Periodic Reporting for period 2 - PlasmoniAC (Energy- and Size-efficient Ultra-fast Plasmonic Circuits for Neuromorphic Computing Architectures)
Período documentado: 2021-07-01 hasta 2023-09-30
Inspired by this new computing paradigm, PlasmoniAC aimed to harmonically synergize the best-in-class material platforms and photonic accelerator architectures with a novel DL framework that incorporates the idiosyncrasy of the underlying photonic components into Neural Network (NN) training. This unique proposition allowed PlasmoniAC prototypes to breach the energy/footprint efficiency barriers of currently available electronic accelerators and offer unprecedented energy efficiencies down to 86 fJ/MAC while supporting baud rates > 50 Gbaud. Moreover, driven by real application needs, the developed platform was used as a computational substrate for a variety of workloads in the areas of image identification, cybersecurity threat detection and optical channel equalization.
Developing and merging the best-in-class material technologies in a single PIC computational platform. PlasmoniAC investigated novel plasmonic and non plasmonic materials including (i) BTO, POH and TiO2 for its input data and weight modulation technology. Through executing a meticulous workplan, PlasmoniAC deployed novel BTO-on-SiN modulators operating at up to 128 GBaud with a voltage-length product of 4.2 Vmm, while the work on TiO2-based weighting modules concluded to a low Pπ of 25 mW (ii) Graphene, InP and SiGe for developing photodetection and non-linear activation circuitry. To this end, PlasmoniAC investigated novel zero-bias graphene photodetectors with theoretical responsivities of 1 A/W, while also deploying a new-class of opto-electronic and all-optical activation circuitry. This included, a SiGe BICMOS electronic circuity operating both as a pre-amplifier and a programmable activation function module up to 10 Gbaud, and a InP micro-disk nano laser operating as an all-optical activation function with input powers as low as 11.5 uW. (iv) HfO2 based memristive elements for non-volatile weighting, demonstrating the first photonic weighting structure controlled through a memristive element. (v) SiN for deploying a loss optimized interconnect substrate for synergizing its best-in class materials.
Design and deploy optimized photonic accelerator architectures. Through its execution, PlasmoniAC evolved its GA envisioned coherent linear neuron architecture into a fully-fledged Photonic Xbar design, drawing inspiration from the success of electronic XBar arrays. This development allowed PlasmoniAC to further its initial trainable parameter targets and highlighted a pathway towards high-scale, high-weight update accelerators.

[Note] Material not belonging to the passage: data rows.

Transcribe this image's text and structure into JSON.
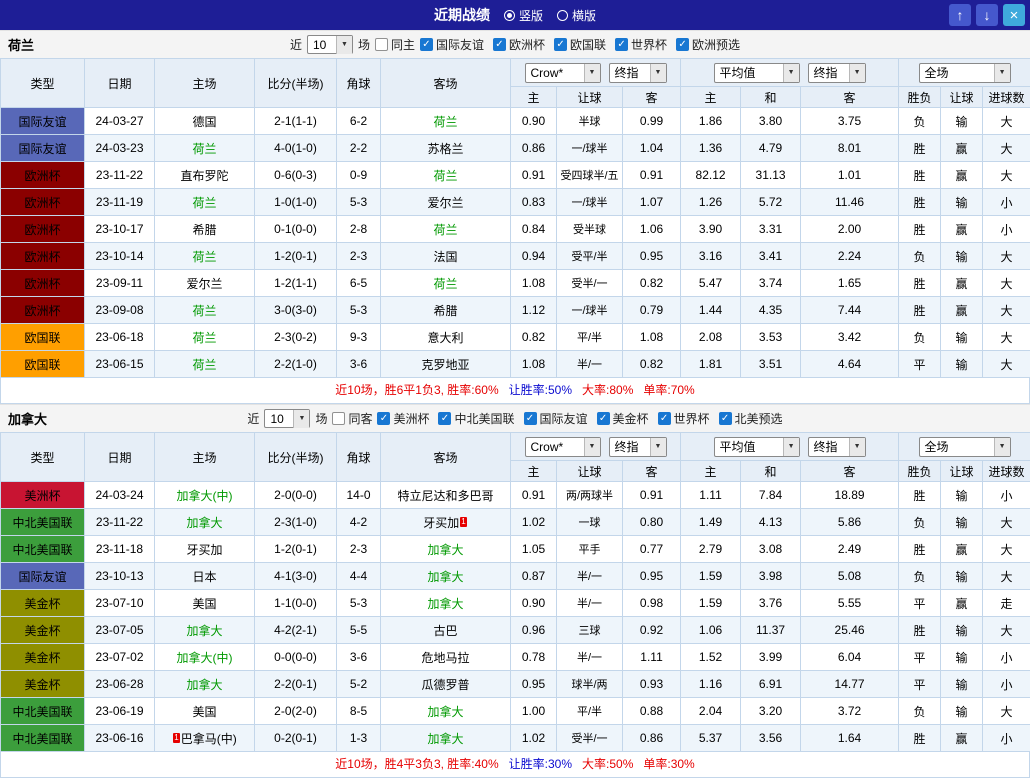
{
  "title_bar": {
    "title": "近期战绩",
    "radio_vertical": "竖版",
    "radio_horizontal": "横版",
    "up": "↑",
    "down": "↓",
    "close": "×"
  },
  "filter": {
    "near": "近",
    "count": "10",
    "matches": "场"
  },
  "table_header": {
    "type": "类型",
    "date": "日期",
    "home": "主场",
    "score": "比分(半场)",
    "corner": "角球",
    "away": "客场",
    "crown_select": "Crow*",
    "final_select": "终指",
    "avg_select": "平均值",
    "fulltime_select": "全场",
    "sub": [
      "主",
      "让球",
      "客",
      "主",
      "和",
      "客",
      "胜负",
      "让球",
      "进球数"
    ]
  },
  "result_colors": {
    "r": "#e60000",
    "b": "#0b0bd0",
    "g": "#0a9b3c"
  },
  "sections": [
    {
      "team": "荷兰",
      "same_side_label": "同主",
      "same_side_checked": false,
      "leagues": [
        "国际友谊",
        "欧洲杯",
        "欧国联",
        "世界杯",
        "欧洲预选"
      ],
      "rows": [
        {
          "league": "国际友谊",
          "color": "#5868b8",
          "date": "24-03-27",
          "home": "德国",
          "score": "2-1(1-1)",
          "corner": "6-2",
          "away": "荷兰",
          "away_focal": true,
          "odds": [
            "0.90",
            "半球",
            "0.99"
          ],
          "avg": [
            "1.86",
            "3.80",
            "3.75"
          ],
          "res": [
            [
              "负",
              "b"
            ],
            [
              "输",
              "b"
            ],
            [
              "大",
              "r"
            ]
          ]
        },
        {
          "league": "国际友谊",
          "color": "#5868b8",
          "date": "24-03-23",
          "home": "荷兰",
          "home_focal": true,
          "score": "4-0(1-0)",
          "corner": "2-2",
          "away": "苏格兰",
          "odds": [
            "0.86",
            "一/球半",
            "1.04"
          ],
          "avg": [
            "1.36",
            "4.79",
            "8.01"
          ],
          "res": [
            [
              "胜",
              "r"
            ],
            [
              "赢",
              "r"
            ],
            [
              "大",
              "r"
            ]
          ]
        },
        {
          "league": "欧洲杯",
          "color": "#8b0000",
          "date": "23-11-22",
          "home": "直布罗陀",
          "score": "0-6(0-3)",
          "corner": "0-9",
          "away": "荷兰",
          "away_focal": true,
          "odds": [
            "0.91",
            "受四球半/五",
            "0.91"
          ],
          "avg": [
            "82.12",
            "31.13",
            "1.01"
          ],
          "res": [
            [
              "胜",
              "r"
            ],
            [
              "赢",
              "r"
            ],
            [
              "大",
              "r"
            ]
          ]
        },
        {
          "league": "欧洲杯",
          "color": "#8b0000",
          "date": "23-11-19",
          "home": "荷兰",
          "home_focal": true,
          "score": "1-0(1-0)",
          "corner": "5-3",
          "away": "爱尔兰",
          "odds": [
            "0.83",
            "一/球半",
            "1.07"
          ],
          "avg": [
            "1.26",
            "5.72",
            "11.46"
          ],
          "res": [
            [
              "胜",
              "r"
            ],
            [
              "输",
              "b"
            ],
            [
              "小",
              "b"
            ]
          ]
        },
        {
          "league": "欧洲杯",
          "color": "#8b0000",
          "date": "23-10-17",
          "home": "希腊",
          "score": "0-1(0-0)",
          "corner": "2-8",
          "away": "荷兰",
          "away_focal": true,
          "odds": [
            "0.84",
            "受半球",
            "1.06"
          ],
          "avg": [
            "3.90",
            "3.31",
            "2.00"
          ],
          "res": [
            [
              "胜",
              "r"
            ],
            [
              "赢",
              "r"
            ],
            [
              "小",
              "b"
            ]
          ]
        },
        {
          "league": "欧洲杯",
          "color": "#8b0000",
          "date": "23-10-14",
          "home": "荷兰",
          "home_focal": true,
          "score": "1-2(0-1)",
          "corner": "2-3",
          "away": "法国",
          "odds": [
            "0.94",
            "受平/半",
            "0.95"
          ],
          "avg": [
            "3.16",
            "3.41",
            "2.24"
          ],
          "res": [
            [
              "负",
              "b"
            ],
            [
              "输",
              "b"
            ],
            [
              "大",
              "r"
            ]
          ]
        },
        {
          "league": "欧洲杯",
          "color": "#8b0000",
          "date": "23-09-11",
          "home": "爱尔兰",
          "score": "1-2(1-1)",
          "corner": "6-5",
          "away": "荷兰",
          "away_focal": true,
          "odds": [
            "1.08",
            "受半/一",
            "0.82"
          ],
          "avg": [
            "5.47",
            "3.74",
            "1.65"
          ],
          "res": [
            [
              "胜",
              "r"
            ],
            [
              "赢",
              "r"
            ],
            [
              "大",
              "r"
            ]
          ]
        },
        {
          "league": "欧洲杯",
          "color": "#8b0000",
          "date": "23-09-08",
          "home": "荷兰",
          "home_focal": true,
          "score": "3-0(3-0)",
          "corner": "5-3",
          "away": "希腊",
          "odds": [
            "1.12",
            "一/球半",
            "0.79"
          ],
          "avg": [
            "1.44",
            "4.35",
            "7.44"
          ],
          "res": [
            [
              "胜",
              "r"
            ],
            [
              "赢",
              "r"
            ],
            [
              "大",
              "r"
            ]
          ]
        },
        {
          "league": "欧国联",
          "color": "#ff9f00",
          "date": "23-06-18",
          "home": "荷兰",
          "home_focal": true,
          "score": "2-3(0-2)",
          "corner": "9-3",
          "away": "意大利",
          "odds": [
            "0.82",
            "平/半",
            "1.08"
          ],
          "avg": [
            "2.08",
            "3.53",
            "3.42"
          ],
          "res": [
            [
              "负",
              "b"
            ],
            [
              "输",
              "b"
            ],
            [
              "大",
              "r"
            ]
          ]
        },
        {
          "league": "欧国联",
          "color": "#ff9f00",
          "date": "23-06-15",
          "home": "荷兰",
          "home_focal": true,
          "score": "2-2(1-0)",
          "corner": "3-6",
          "away": "克罗地亚",
          "odds": [
            "1.08",
            "半/一",
            "0.82"
          ],
          "avg": [
            "1.81",
            "3.51",
            "4.64"
          ],
          "res": [
            [
              "平",
              "g"
            ],
            [
              "输",
              "b"
            ],
            [
              "大",
              "r"
            ]
          ]
        }
      ],
      "summary": [
        {
          "t": "近10场，胜6平1负3, 胜率:60%",
          "c": "r"
        },
        {
          "t": "让胜率:50%",
          "c": "b"
        },
        {
          "t": "大率:80%",
          "c": "r"
        },
        {
          "t": "单率:70%",
          "c": "r"
        }
      ]
    },
    {
      "team": "加拿大",
      "same_side_label": "同客",
      "same_side_checked": false,
      "leagues": [
        "美洲杯",
        "中北美国联",
        "国际友谊",
        "美金杯",
        "世界杯",
        "北美预选"
      ],
      "rows": [
        {
          "league": "美洲杯",
          "color": "#c81432",
          "date": "24-03-24",
          "home": "加拿大(中)",
          "home_focal": true,
          "score": "2-0(0-0)",
          "corner": "14-0",
          "away": "特立尼达和多巴哥",
          "odds": [
            "0.91",
            "两/两球半",
            "0.91"
          ],
          "avg": [
            "1.11",
            "7.84",
            "18.89"
          ],
          "res": [
            [
              "胜",
              "r"
            ],
            [
              "输",
              "b"
            ],
            [
              "小",
              "b"
            ]
          ]
        },
        {
          "league": "中北美国联",
          "color": "#3c9e3c",
          "date": "23-11-22",
          "home": "加拿大",
          "home_focal": true,
          "score": "2-3(1-0)",
          "corner": "4-2",
          "away": "牙买加",
          "away_card": "1",
          "odds": [
            "1.02",
            "一球",
            "0.80"
          ],
          "avg": [
            "1.49",
            "4.13",
            "5.86"
          ],
          "res": [
            [
              "负",
              "b"
            ],
            [
              "输",
              "b"
            ],
            [
              "大",
              "r"
            ]
          ]
        },
        {
          "league": "中北美国联",
          "color": "#3c9e3c",
          "date": "23-11-18",
          "home": "牙买加",
          "score": "1-2(0-1)",
          "corner": "2-3",
          "away": "加拿大",
          "away_focal": true,
          "odds": [
            "1.05",
            "平手",
            "0.77"
          ],
          "avg": [
            "2.79",
            "3.08",
            "2.49"
          ],
          "res": [
            [
              "胜",
              "r"
            ],
            [
              "赢",
              "r"
            ],
            [
              "大",
              "r"
            ]
          ]
        },
        {
          "league": "国际友谊",
          "color": "#5868b8",
          "date": "23-10-13",
          "home": "日本",
          "score": "4-1(3-0)",
          "corner": "4-4",
          "away": "加拿大",
          "away_focal": true,
          "odds": [
            "0.87",
            "半/一",
            "0.95"
          ],
          "avg": [
            "1.59",
            "3.98",
            "5.08"
          ],
          "res": [
            [
              "负",
              "b"
            ],
            [
              "输",
              "b"
            ],
            [
              "大",
              "r"
            ]
          ]
        },
        {
          "league": "美金杯",
          "color": "#8f8f00",
          "date": "23-07-10",
          "home": "美国",
          "score": "1-1(0-0)",
          "corner": "5-3",
          "away": "加拿大",
          "away_focal": true,
          "odds": [
            "0.90",
            "半/一",
            "0.98"
          ],
          "avg": [
            "1.59",
            "3.76",
            "5.55"
          ],
          "res": [
            [
              "平",
              "g"
            ],
            [
              "赢",
              "r"
            ],
            [
              "走",
              "g"
            ]
          ]
        },
        {
          "league": "美金杯",
          "color": "#8f8f00",
          "date": "23-07-05",
          "home": "加拿大",
          "home_focal": true,
          "score": "4-2(2-1)",
          "corner": "5-5",
          "away": "古巴",
          "odds": [
            "0.96",
            "三球",
            "0.92"
          ],
          "avg": [
            "1.06",
            "11.37",
            "25.46"
          ],
          "res": [
            [
              "胜",
              "r"
            ],
            [
              "输",
              "b"
            ],
            [
              "大",
              "r"
            ]
          ]
        },
        {
          "league": "美金杯",
          "color": "#8f8f00",
          "date": "23-07-02",
          "home": "加拿大(中)",
          "home_focal": true,
          "score": "0-0(0-0)",
          "corner": "3-6",
          "away": "危地马拉",
          "odds": [
            "0.78",
            "半/一",
            "1.11"
          ],
          "avg": [
            "1.52",
            "3.99",
            "6.04"
          ],
          "res": [
            [
              "平",
              "g"
            ],
            [
              "输",
              "b"
            ],
            [
              "小",
              "b"
            ]
          ]
        },
        {
          "league": "美金杯",
          "color": "#8f8f00",
          "date": "23-06-28",
          "home": "加拿大",
          "home_focal": true,
          "score": "2-2(0-1)",
          "corner": "5-2",
          "away": "瓜德罗普",
          "odds": [
            "0.95",
            "球半/两",
            "0.93"
          ],
          "avg": [
            "1.16",
            "6.91",
            "14.77"
          ],
          "res": [
            [
              "平",
              "g"
            ],
            [
              "输",
              "b"
            ],
            [
              "小",
              "b"
            ]
          ]
        },
        {
          "league": "中北美国联",
          "color": "#3c9e3c",
          "date": "23-06-19",
          "home": "美国",
          "score": "2-0(2-0)",
          "corner": "8-5",
          "away": "加拿大",
          "away_focal": true,
          "odds": [
            "1.00",
            "平/半",
            "0.88"
          ],
          "avg": [
            "2.04",
            "3.20",
            "3.72"
          ],
          "res": [
            [
              "负",
              "b"
            ],
            [
              "输",
              "b"
            ],
            [
              "大",
              "r"
            ]
          ]
        },
        {
          "league": "中北美国联",
          "color": "#3c9e3c",
          "date": "23-06-16",
          "home": "巴拿马(中)",
          "home_card": "1",
          "score": "0-2(0-1)",
          "corner": "1-3",
          "away": "加拿大",
          "away_focal": true,
          "odds": [
            "1.02",
            "受半/一",
            "0.86"
          ],
          "avg": [
            "5.37",
            "3.56",
            "1.64"
          ],
          "res": [
            [
              "胜",
              "r"
            ],
            [
              "赢",
              "r"
            ],
            [
              "小",
              "b"
            ]
          ]
        }
      ],
      "summary": [
        {
          "t": "近10场，胜4平3负3, 胜率:40%",
          "c": "r"
        },
        {
          "t": "让胜率:30%",
          "c": "b"
        },
        {
          "t": "大率:50%",
          "c": "r"
        },
        {
          "t": "单率:30%",
          "c": "r"
        }
      ]
    }
  ]
}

From its conception PlasmoniAC aimed to bridge the gap between the currently deployed rigid DL framework with the idiosyncrasy of the underlying analog photonic components, a far cry of the mature and predictable digital counterparts. This vision allowed PlasmoniAC to develop a new DL framework, capable of integrating in the NN training the performance degrading factors of photonic accelerators. This framework was successfully deployed in both software models of PNNs and experimentally validated in PlasmoniAC prototypes, revealing significant accuracy and or bandwidth relaxation benefits. Finally, PlasmoniAC successfully merged its innovative DL framework with an established photonic circuitry simulation suite (VPI), migrating its models and algorithms in a powerful VPI-PyTorch co-simulation suite.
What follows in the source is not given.